No chromosome aberration test is available for glycerine carbonate but data are available from the read-across substance glycerol. The test was performed with and without metabolic activation according to a method equivalent to OECD Guideline 473. According to the results of the study, glycerol is not mutagenic in the chromosome aberration test with and without metabolic activation.

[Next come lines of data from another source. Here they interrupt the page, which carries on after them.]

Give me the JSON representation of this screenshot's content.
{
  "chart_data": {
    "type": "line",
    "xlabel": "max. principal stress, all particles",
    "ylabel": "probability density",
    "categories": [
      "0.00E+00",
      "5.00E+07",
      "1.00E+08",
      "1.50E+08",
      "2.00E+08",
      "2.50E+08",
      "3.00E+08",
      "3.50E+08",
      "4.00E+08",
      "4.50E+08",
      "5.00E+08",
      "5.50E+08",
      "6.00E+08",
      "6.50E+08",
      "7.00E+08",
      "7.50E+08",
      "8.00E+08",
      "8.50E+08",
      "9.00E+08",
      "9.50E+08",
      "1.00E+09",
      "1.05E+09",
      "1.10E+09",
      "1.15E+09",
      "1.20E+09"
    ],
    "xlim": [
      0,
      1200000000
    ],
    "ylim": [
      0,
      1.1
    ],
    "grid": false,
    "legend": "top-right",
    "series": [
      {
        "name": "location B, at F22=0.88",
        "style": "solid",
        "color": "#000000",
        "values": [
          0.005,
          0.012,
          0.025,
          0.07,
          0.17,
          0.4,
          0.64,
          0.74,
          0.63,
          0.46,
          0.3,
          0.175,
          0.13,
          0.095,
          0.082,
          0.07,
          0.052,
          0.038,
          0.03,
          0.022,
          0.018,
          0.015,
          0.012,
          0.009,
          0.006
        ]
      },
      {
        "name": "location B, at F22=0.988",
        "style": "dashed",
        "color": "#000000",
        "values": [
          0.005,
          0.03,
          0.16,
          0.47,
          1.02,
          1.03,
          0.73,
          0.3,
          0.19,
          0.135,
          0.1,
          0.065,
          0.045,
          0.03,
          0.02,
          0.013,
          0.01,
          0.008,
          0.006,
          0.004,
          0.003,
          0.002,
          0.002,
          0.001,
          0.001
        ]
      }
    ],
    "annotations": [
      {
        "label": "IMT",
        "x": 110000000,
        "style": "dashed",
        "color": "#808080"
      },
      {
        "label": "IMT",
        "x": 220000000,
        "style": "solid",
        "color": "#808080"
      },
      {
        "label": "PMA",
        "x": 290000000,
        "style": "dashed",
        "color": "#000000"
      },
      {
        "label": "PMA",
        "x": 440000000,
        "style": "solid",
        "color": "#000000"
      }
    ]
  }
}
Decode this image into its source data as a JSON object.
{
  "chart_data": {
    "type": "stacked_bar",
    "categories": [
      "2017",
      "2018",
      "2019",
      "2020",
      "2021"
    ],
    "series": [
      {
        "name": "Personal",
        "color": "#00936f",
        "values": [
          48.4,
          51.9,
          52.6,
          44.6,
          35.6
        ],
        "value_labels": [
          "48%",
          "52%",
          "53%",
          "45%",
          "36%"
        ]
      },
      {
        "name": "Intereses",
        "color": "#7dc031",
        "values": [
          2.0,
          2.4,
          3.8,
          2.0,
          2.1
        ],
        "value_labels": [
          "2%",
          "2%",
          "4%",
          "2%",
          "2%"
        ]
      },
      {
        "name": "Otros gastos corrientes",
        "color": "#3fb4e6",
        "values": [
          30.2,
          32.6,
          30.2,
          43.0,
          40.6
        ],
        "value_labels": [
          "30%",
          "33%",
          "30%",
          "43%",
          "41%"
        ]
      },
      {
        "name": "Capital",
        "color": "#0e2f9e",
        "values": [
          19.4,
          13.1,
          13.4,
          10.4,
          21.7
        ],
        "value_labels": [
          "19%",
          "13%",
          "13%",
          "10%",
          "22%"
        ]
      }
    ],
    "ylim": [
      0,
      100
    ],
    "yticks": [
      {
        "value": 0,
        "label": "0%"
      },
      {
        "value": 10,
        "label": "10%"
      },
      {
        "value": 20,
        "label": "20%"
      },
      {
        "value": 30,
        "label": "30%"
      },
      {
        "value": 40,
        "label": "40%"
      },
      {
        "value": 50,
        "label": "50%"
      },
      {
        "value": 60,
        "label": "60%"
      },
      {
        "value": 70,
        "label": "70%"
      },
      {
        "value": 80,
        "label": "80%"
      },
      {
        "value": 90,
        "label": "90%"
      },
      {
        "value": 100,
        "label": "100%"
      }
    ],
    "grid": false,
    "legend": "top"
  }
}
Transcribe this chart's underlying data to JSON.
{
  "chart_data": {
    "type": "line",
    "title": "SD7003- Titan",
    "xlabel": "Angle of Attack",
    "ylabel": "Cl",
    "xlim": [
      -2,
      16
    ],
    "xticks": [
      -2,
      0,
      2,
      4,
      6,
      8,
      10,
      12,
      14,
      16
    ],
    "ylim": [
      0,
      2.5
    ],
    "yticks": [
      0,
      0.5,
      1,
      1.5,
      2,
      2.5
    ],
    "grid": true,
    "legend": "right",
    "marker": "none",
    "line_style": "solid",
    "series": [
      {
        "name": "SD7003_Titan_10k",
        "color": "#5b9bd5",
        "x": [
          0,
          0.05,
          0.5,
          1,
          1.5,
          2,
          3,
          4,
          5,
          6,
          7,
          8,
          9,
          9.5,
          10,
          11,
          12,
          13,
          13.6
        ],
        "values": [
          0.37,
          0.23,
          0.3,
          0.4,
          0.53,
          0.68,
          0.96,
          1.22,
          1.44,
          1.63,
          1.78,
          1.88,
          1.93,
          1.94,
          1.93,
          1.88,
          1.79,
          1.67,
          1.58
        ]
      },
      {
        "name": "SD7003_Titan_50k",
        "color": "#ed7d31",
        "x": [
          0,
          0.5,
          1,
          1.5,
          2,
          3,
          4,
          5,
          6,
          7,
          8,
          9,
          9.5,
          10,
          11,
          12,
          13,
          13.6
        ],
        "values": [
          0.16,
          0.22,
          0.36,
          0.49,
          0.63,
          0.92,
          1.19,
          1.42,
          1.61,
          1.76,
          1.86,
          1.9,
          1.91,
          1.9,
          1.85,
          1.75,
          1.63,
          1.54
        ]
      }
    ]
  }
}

No gene mutation test is available for glycerine carbonate but data are available from the read-across substance glycerol. The test was performed with and without metabolic activation according to a method equivalent to OECD Guideline 476. According to the results of the study, glycerol is not mutagenic in the gene mutation test with and without metabolic activation.

Genetic toxicity in vivo:
No in vivo genetic toxicity study has been conducted with glycerine carbonate. However, no positive result was obtained in the in vitro genotoxicity tests with this substance and the read-across substance glycerol. Therefore, it is not necessary to perform an in vivo genetic toxicity test with glycerine carbonate (column 2 adaptation, Annex IX, section 8.4)

Endpoint Conclusion: No adverse effect observed (negative)

Justification for classification or non-classification

Based on the available data on glycerine carbonate and the read-across substance glycerol and the criteria of the DSD and CLP Regulation, glycerine carbonate should not be classified as a mutagenic agent.